Eastprint, a long-time maker of membrane switches and electronic front panels, says applications having volumes in the 50,000 to 100,000-piece range are probably fair game for screen-printed MIDs. Bianchi says designs using the technique are largely custom, so design rules can vary from one job to the next. But screen-printed conductors generally can have the same pitch as ordinary printing jobs on polyester substrates. Bianchi also says the usual approach is to screen print electronics before creating the indentations and other geometry that will appear on the mechanical part. “The silver conductive inks are stretchable. Once printed they maintain their conductivity,” he says.
Bianchi says Eastprint uses ordinary flat-bed screen printers to print MIDs – there’s nothing special about the manufacturing equipment. The design rules for circuit artwork tend to depend on the job at hand, Bianchi says. “There are general rules of thumb for how deep we draw conductors and how tight their radius can be, but a lot of that is application dependent.”
Screen printed electronics has one notable advantage over MID techniques involving laser etching: Multilayer circuit boards are practical with screen printing. Bianchi says Eastprint has done circuit designs containing as many as ten layers.

A user control panel screen-printed by Duratech Industries.
Duratech printed electronics development engineer Steve Roellich says the voltages and currents used on screen-printed electronics the company creates generally fall in the 2 to 12 Vdc and 10 to 150 mA range. But he adds that there are variables within conductive ink and trace geometries that can be adjusted to handle higher voltages and currents. Low-end current capacity is generally dictated by trace resistance. Trace resistance depends on trace geometry – length, width, and thickness—as well as the amount of silver loading in the ink and ink curing, he says.

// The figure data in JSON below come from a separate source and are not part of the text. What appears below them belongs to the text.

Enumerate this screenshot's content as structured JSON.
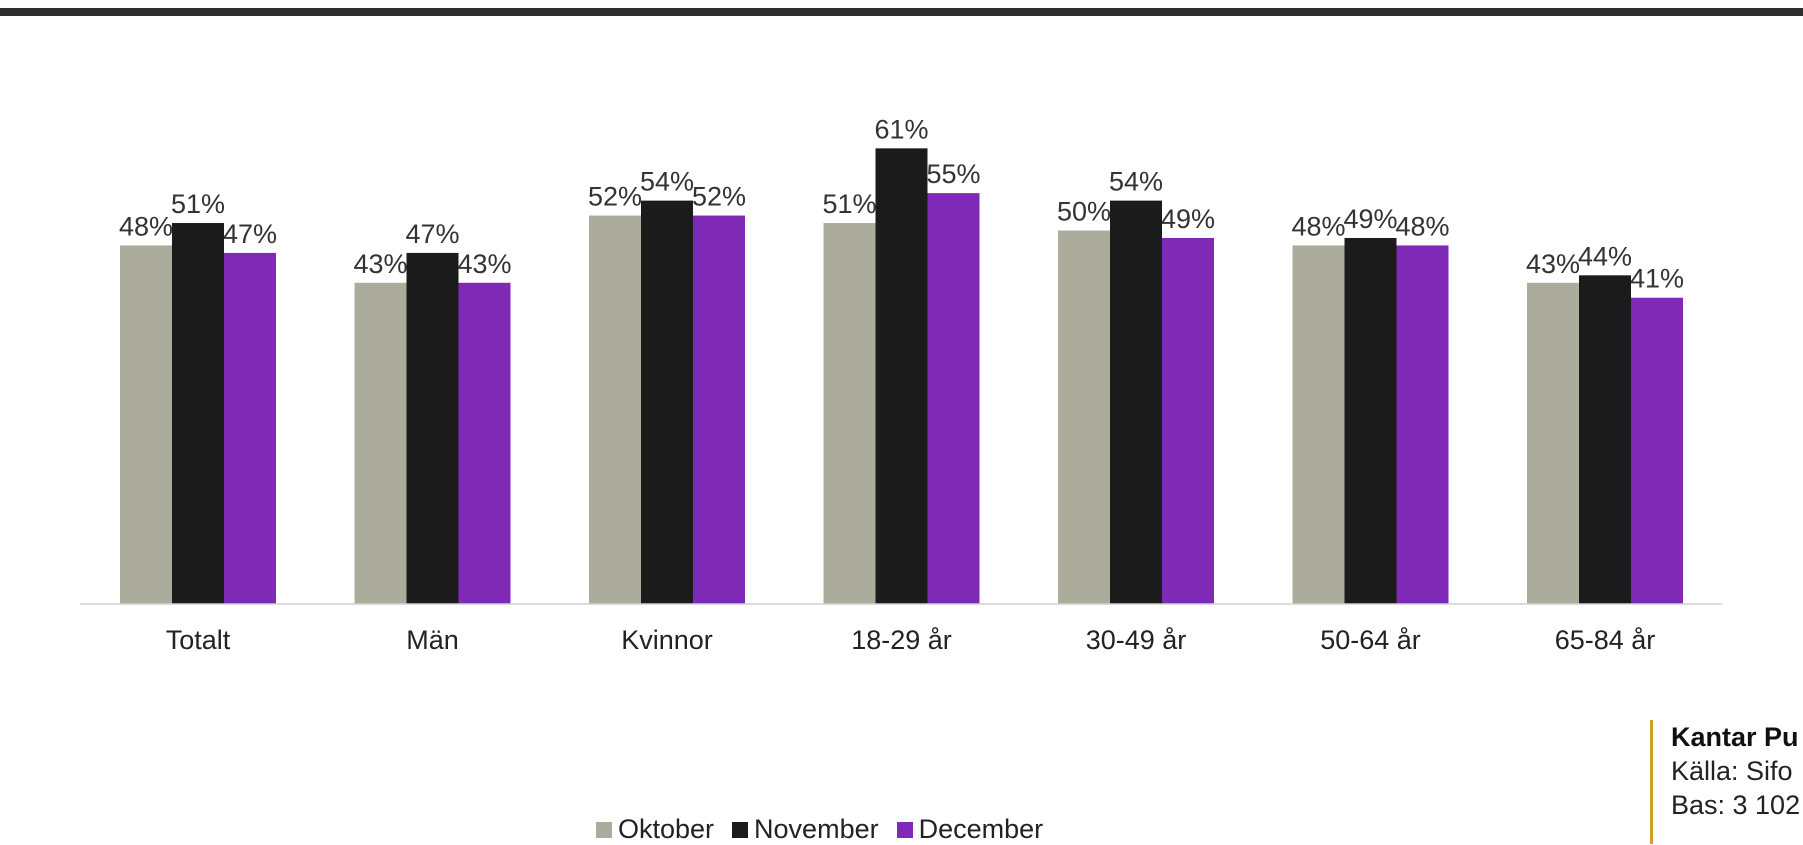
{
  "chart_data": {
    "type": "bar",
    "categories": [
      "Totalt",
      "Män",
      "Kvinnor",
      "18-29 år",
      "30-49 år",
      "50-64 år",
      "65-84 år"
    ],
    "series": [
      {
        "name": "Oktober",
        "color": "#acac9d",
        "values": [
          48,
          43,
          52,
          51,
          50,
          48,
          43
        ]
      },
      {
        "name": "November",
        "color": "#1b1b1b",
        "values": [
          51,
          47,
          54,
          61,
          54,
          49,
          44
        ]
      },
      {
        "name": "December",
        "color": "#7f29b7",
        "values": [
          47,
          43,
          52,
          55,
          49,
          48,
          41
        ]
      }
    ],
    "value_suffix": "%",
    "ylim": [
      0,
      100
    ],
    "grid": false,
    "legend_position": "bottom"
  },
  "source": {
    "line1": "Kantar Pu",
    "line2": "Källa: Sifo",
    "line3": "Bas: 3 102"
  }
}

Roellich says Duratech regularly prints circuits comprising three layers and has produced five-layer versions as well. He figures the practical limit on the number of layers has yet to be determined. “We run into printing challenges when we get past three layers. Real estate for routing traces becomes an issue as the number of layers rise,” he says. In the same vein, designs with smaller the trace widths and tighter spacing cost more.
Also important is how the in-mold electronics connect to the outside world. If a molded-in header provides connections, for example, design engineers may need to ensure potential witness marks don’t cause connection problems. Similarly, witness mark location can be important if visible blemishes aren’t acceptable, as in a user interface device.
Because of such considerations, Roellich says design engineers planning in-mold projects should work with printing and molding suppliers that have experience doing in-mold electronics. “The most successful projects I’ve seen start with all the suppliers in the same room working through the part design and manufacture. Each supplier sets expectations for what they can provide.
That helps evaluate factors that bear on manufacturing feasibility such as overall part geometry and the surface geometry of the electronics. You want to make sure the forming of the in-mold electronics applique is within the capabilities of available forming processes. The forming geometry and the mechanical, chemical, and environmental requirements help determine the substrate material.”